無惨視点
私の躰は爆散した。
塵と化し、最早そこからの再生は敵わないだろう。
だが私の頭はまだある。残っている!
ふはは!たとえ何と言おうと、止めを刺せなかったようだな!
グルメ細胞を駆使すればこの程度の再生など…。
むっ?何故だ?再生が遅いな。
そう言えば奴は波紋疾走等という妙な術を使っていたな。
アレのせいかもしれん。
一先ず頭から腕だけでも生やしておくか。そうすれば不格好だが移動は出来る。
ぐっ!?
地面にぶつかったか…まぁいい。どれだけ遠くに離れたかは分からんが、奴らと距離を取れたのだ。良しとするか。
………屈辱だ。完璧な存在であるはずの私がこんな無様な姿になるなど。
躰が戻った時はあの男の目の前で女を食らってやろう。
絶望の底に叩き落としてその上で…
「何処へ行く…鬼舞辻無惨」
「!?」
この声は…!?
「何処へ行くと聞いてるんだ…答えろ。無惨」
「竈門…炭治郎…!」
馬鹿な…なぜここに…!
炭治郎視点
「何故…貴様がここに…!」
「俺がここにいるのはアイリスさんの命令だ」
アイリスさんは俺に話してくれた。
アイリスさんの最強の技が周りに及ぼす影響。
今無惨に起こっている事なんかを。
凄まじい音と衝撃で、辺りはしっちゃかめっちゃかになるから、俺達は他の隊士達を連れて安全な場所に移動した。

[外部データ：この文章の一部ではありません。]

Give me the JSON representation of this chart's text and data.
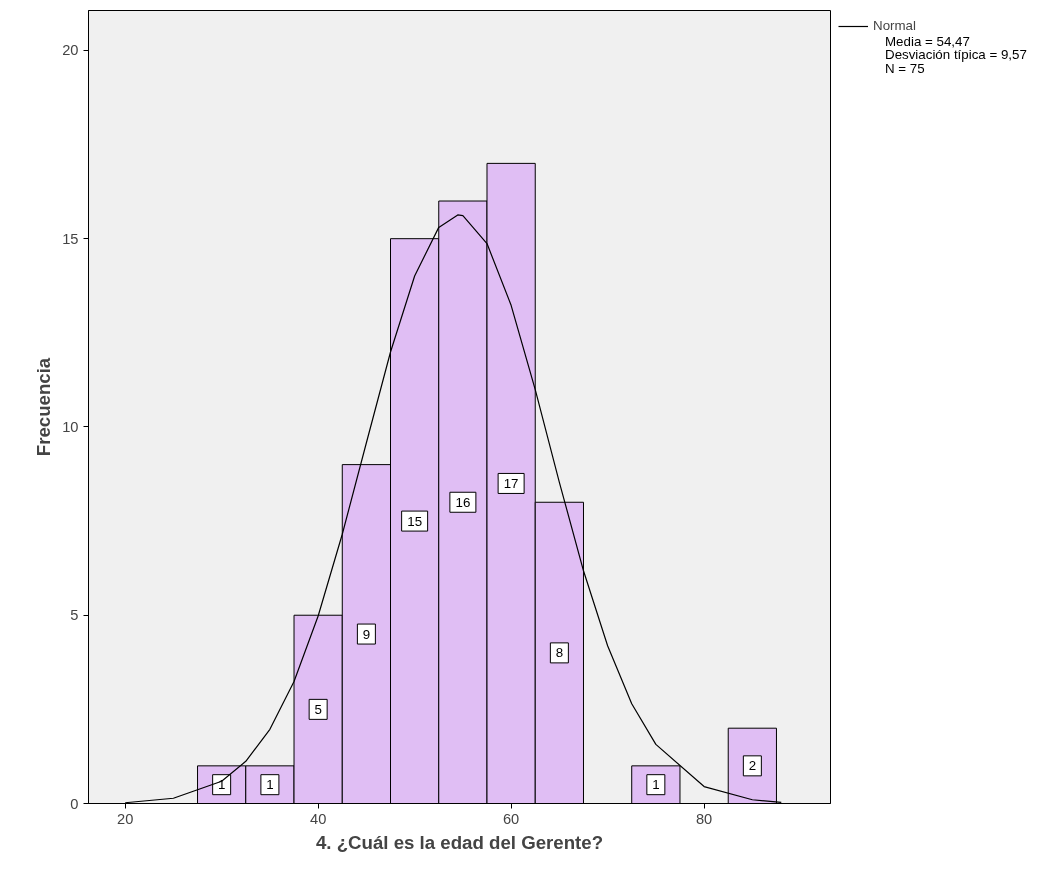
{
  "chart_data": {
    "type": "histogram",
    "xlabel": "4. ¿Cuál es la edad del Gerente?",
    "ylabel": "Frecuencia",
    "bins": [
      27.5,
      32.5,
      37.5,
      42.5,
      47.5,
      52.5,
      57.5,
      62.5,
      67.5,
      72.5,
      77.5,
      82.5,
      87.5
    ],
    "values": [
      1,
      1,
      5,
      9,
      15,
      16,
      17,
      8,
      0,
      1,
      0,
      2
    ],
    "value_labels": [
      "1",
      "1",
      "5",
      "9",
      "15",
      "16",
      "17",
      "8",
      null,
      "1",
      null,
      "2"
    ],
    "color": "#e0bef4",
    "series": [
      {
        "name": "Normal",
        "type": "line",
        "color": "#000000",
        "x": [
          20,
          25,
          30,
          32.5,
          35,
          37.5,
          40,
          42.5,
          45,
          47.5,
          50,
          52.5,
          54.47,
          55,
          57.5,
          60,
          62.5,
          65,
          67.5,
          70,
          72.5,
          75,
          80,
          85,
          88
        ],
        "values": [
          0.02,
          0.14,
          0.59,
          1.12,
          1.97,
          3.24,
          4.98,
          7.15,
          9.58,
          11.99,
          14.01,
          15.3,
          15.63,
          15.61,
          14.87,
          13.23,
          10.99,
          8.53,
          6.18,
          4.19,
          2.65,
          1.57,
          0.45,
          0.1,
          0.03
        ]
      }
    ],
    "annotations": [
      "Media = 54,47",
      "Desviación típica = 9,57",
      "N = 75"
    ],
    "xlim": [
      16.2,
      93.1
    ],
    "ylim": [
      0,
      21.06
    ],
    "xticks": [
      20,
      40,
      60,
      80
    ],
    "yticks": [
      0,
      5,
      10,
      15,
      20
    ],
    "grid": false,
    "legend": "top right"
  }
}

空から蛇の様に長い首の蜥蜴の顔が、威嚇してきた時は心底驚いた。
カナヲと玄弥が話しかけると怖い顔が途端に綻んで、首の所についている扉を開けて待っててくれた。
お館様がそこで出迎えてくれたから、皆をそこに預け、日輪刀も身体も無事な俺と善逸は戻ることにした。
善逸は持ち前の足を活かして先に行くよう促した。
一人でも多く加われば無惨を倒せると思ったからだ。
それから間もなくして……善逸が間近で聞いたら死んじゃうんじゃないかって位大きな音が聞こえて、その後に大木をしならせる程の衝撃が辺りを襲った。

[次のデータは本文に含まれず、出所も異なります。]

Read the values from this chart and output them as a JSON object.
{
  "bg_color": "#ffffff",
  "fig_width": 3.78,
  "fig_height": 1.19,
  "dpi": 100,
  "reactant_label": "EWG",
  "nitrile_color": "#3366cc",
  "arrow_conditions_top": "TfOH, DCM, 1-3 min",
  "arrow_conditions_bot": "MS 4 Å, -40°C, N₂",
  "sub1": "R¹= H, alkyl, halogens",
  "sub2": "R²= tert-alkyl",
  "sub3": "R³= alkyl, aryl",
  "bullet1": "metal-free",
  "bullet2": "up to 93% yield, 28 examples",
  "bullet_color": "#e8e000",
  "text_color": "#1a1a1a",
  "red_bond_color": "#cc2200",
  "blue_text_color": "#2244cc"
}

何とか持ち堪えていると、無惨の匂いが紛れていることに気付いて、その後を追いそして…今に至る。
「鬼舞辻無惨。今日ここでお前を殺す」
「出来ると思っているのか?貴様に…日輪刀では私は殺せぬ!」
「そうかも知れない。ヒノカミ神楽でもダメかもしれない」
「そうだ!無駄な事だ!私も間もなく再生する!」
「それはない」
「なに!?」
「お前はグルメ細胞のことを知らな過ぎる」
前にアイリスさんが話してくれた。
自食作用。
恐らくはそれが無惨に起きている。
アイリスさんはそう言っていたし、今見て俺もそうだと確信してる。
自食作用は極端に腹が減った生き物の最後の一踏ん張りだ。
その間は良いけれど、早く食べないと悪くて身動きが取れなくなり、最悪死ぬ。
無惨はそれを知らずに戦った。そのせいで今身動き一つ取れなくなった。
最凶最悪の鬼は…惨めな姿になった。
「おのれ…!やはり劣化だった!変化など!するべきでは無かった!」
「いや、お前の敗因は一つだ」
そう…たった一つ…単純な話だ。
「なに!?」
「お前は人間<オレたち>を怒らせた」
「ヒッ!?」
「GOOOOOOOooooo!!!!」
ヒノカミ神楽!!
「円舞!!」
「ぎっ……ぎゃあああああぁぁぁぁぁ!!!」
朝日が昇る。
打ち上げられた無惨の頸が。
縦に裂かれた全ての元凶が。
陽光煌めくこの時間の中へと還っていく。
「ひか…り…朝…だ…太陽…太陽……」
変わらないな。
鬼舞辻無惨と言う人は、最後にそう言い残して消えた。